Statistical analyses

All data were evaluated first for normality and homogeneity of variances using the Kolmogorov–Smirnov test and Levene’s test, respectively, and then a three way analysis of variance (ANOVA) was performed on the data using SPSS 16 (SPSS, Chicago, IL, USA). When treatment effects were significant (P < 0.05), both the main effects and interaction effects of treatments factors were evaluated using a post hoc multiple comparison for observed means with Duncan’s multiple range test.

Principal component analysis (PCA) was performed to identify the most critical variables and their interrelations, using FactoMineR (et al. 2008) package in R software (R Foundation for Statistical Computing, Vienna, Austria). PCA transforms the observed variables linearly into orthogonal uncorrelated variables known as principal components (PC), which maintain the total variance in the original data. This analysis was performed on the correlation matrix, standardising data measured on different scales to unit variance. Therefore, the PCs become independent of the scale and units of the observed variables.


Plant growth and development

The patterns of treatment effects (i.e. liming, organic fertiliser and biochar) on plant height, stem thickness, leaf area and chlorophyll concentrations were consistent at all four sampling dates. Therefore, for brevity we present data for the last sampling only (Table 2). Plants on limed soil and amended with organic fertiliser and/or biochar were taller and thicker, had higher chlorophyll concentration, and developed faster (earlier tasselling and silking) than those on unlimed soils without organic fertiliser; these responses marginally increased with biochar addition at 30 Mg/ha. None of the amendments had a significant effect on the number of ears produced per plant, but the weight of ears was significantly higher for plants grown on limed soils and was increased further with additions of organic fertiliser and biochar (Table 3). There was no significant difference in cob weight between biochar applications at 10 and 30 Mg/ha.

Table 2. 

Plant growth variables for baby corn in response to applications of lime, organic fertiliser and biochar on an acid sulfate soil.CP21812_T2.gif

Table 3. 

Development, cob yield and yield variables for baby corn in response to applications of lime, organic fertiliser and biochar on an acid sulfate soil.CP21812_T3.gif

Responses in growth variables

Biochar applied at 30 Mg/ha increased plant height, leaf area and stem diameter on unlimed soil irrespective of organic fertiliser addition (Table 2). Chlorophyll concentration was not significantly affected by biochar addition on unlimed soil but was increased when biochar was applied at either 10 or 30 Mg/ha on limed soil with or without organic fertiliser. Organic fertiliser increased plant height, leaf area and stem diameter only on unlimed soil, but had no significant effect on chlorophyll concentration. Lime addition significantly increased all growth variables except chlorophyll concentration.

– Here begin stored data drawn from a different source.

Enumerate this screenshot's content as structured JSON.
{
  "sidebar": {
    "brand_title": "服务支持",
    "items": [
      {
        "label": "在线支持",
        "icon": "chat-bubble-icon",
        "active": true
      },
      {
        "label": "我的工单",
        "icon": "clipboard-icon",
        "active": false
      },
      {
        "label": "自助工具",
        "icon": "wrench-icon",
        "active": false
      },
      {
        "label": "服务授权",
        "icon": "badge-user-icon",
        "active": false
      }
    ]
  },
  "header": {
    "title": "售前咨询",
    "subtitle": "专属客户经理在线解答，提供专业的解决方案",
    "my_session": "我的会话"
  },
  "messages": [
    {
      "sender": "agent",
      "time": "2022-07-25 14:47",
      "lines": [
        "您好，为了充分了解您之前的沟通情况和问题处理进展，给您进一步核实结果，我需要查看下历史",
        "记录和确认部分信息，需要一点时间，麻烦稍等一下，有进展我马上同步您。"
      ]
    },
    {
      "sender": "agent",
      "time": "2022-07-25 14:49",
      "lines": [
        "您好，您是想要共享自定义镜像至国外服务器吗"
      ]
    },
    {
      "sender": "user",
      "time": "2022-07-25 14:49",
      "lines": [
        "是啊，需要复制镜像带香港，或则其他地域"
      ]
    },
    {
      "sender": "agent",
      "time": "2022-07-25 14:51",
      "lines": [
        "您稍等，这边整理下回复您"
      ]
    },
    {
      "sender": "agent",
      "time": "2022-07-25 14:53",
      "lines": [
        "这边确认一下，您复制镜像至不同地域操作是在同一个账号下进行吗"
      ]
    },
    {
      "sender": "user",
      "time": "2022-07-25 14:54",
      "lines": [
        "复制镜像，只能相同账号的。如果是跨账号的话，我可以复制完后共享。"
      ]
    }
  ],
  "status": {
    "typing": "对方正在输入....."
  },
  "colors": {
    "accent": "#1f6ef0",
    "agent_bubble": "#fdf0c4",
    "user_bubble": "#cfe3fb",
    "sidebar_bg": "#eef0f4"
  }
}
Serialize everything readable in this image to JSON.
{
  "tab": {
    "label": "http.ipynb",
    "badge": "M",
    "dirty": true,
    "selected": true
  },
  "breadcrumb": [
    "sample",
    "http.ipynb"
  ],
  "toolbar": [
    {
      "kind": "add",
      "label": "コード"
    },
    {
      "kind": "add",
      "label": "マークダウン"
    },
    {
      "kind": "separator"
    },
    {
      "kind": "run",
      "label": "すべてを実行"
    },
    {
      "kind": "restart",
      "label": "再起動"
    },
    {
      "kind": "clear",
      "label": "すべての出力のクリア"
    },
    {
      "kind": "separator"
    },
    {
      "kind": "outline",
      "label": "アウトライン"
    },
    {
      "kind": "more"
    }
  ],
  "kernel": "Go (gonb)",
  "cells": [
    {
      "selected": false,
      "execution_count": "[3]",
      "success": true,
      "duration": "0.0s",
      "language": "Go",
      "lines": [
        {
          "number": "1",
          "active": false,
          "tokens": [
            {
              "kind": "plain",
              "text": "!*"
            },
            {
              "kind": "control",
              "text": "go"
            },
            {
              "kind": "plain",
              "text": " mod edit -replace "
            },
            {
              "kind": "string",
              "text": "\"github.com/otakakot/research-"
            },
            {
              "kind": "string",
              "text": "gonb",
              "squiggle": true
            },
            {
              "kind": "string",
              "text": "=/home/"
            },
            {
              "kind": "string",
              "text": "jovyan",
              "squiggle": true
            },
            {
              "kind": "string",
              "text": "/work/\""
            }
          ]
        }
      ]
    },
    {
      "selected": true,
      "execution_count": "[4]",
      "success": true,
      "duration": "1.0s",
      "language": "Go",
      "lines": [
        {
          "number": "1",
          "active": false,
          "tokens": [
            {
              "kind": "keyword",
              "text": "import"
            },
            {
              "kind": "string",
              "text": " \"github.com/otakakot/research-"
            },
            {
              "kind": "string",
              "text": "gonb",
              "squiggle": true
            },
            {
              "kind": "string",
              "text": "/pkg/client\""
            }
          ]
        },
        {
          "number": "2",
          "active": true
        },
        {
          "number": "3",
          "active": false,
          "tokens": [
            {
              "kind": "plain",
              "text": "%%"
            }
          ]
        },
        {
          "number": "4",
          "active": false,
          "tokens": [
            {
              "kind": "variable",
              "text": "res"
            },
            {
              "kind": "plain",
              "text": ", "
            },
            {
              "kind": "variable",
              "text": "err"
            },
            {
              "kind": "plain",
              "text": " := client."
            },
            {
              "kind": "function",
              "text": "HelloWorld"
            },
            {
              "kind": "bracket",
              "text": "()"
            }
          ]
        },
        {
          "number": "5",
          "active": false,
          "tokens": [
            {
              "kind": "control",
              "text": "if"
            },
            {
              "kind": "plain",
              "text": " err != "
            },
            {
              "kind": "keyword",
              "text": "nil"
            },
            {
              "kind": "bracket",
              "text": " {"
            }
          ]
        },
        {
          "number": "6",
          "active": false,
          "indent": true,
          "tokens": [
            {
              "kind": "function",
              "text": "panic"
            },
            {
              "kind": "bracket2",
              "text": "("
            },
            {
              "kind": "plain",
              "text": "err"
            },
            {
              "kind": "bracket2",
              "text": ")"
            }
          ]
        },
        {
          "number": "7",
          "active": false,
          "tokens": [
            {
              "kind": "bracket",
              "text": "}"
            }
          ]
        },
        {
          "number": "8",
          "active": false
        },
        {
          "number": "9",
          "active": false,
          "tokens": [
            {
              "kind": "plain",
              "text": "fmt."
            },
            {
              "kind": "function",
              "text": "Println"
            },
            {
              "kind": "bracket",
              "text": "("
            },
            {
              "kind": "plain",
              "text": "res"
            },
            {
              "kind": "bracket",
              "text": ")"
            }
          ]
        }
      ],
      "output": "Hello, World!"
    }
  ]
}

Responses in phenology, yield and yield variables

Addition of biochar at 30 Mg/ha reduced the time to tasselling and silking by as much as 4 days on unlimed soil, but not on limed soil irrespective of organic fertiliser treatment (Table 3). Organic fertiliser addition hastened tasselling and silking by up to 5 days on unlimed soil but not on limed soil. Plants on limed soil also attained tasselling and silking earlier than those on unlimed soil.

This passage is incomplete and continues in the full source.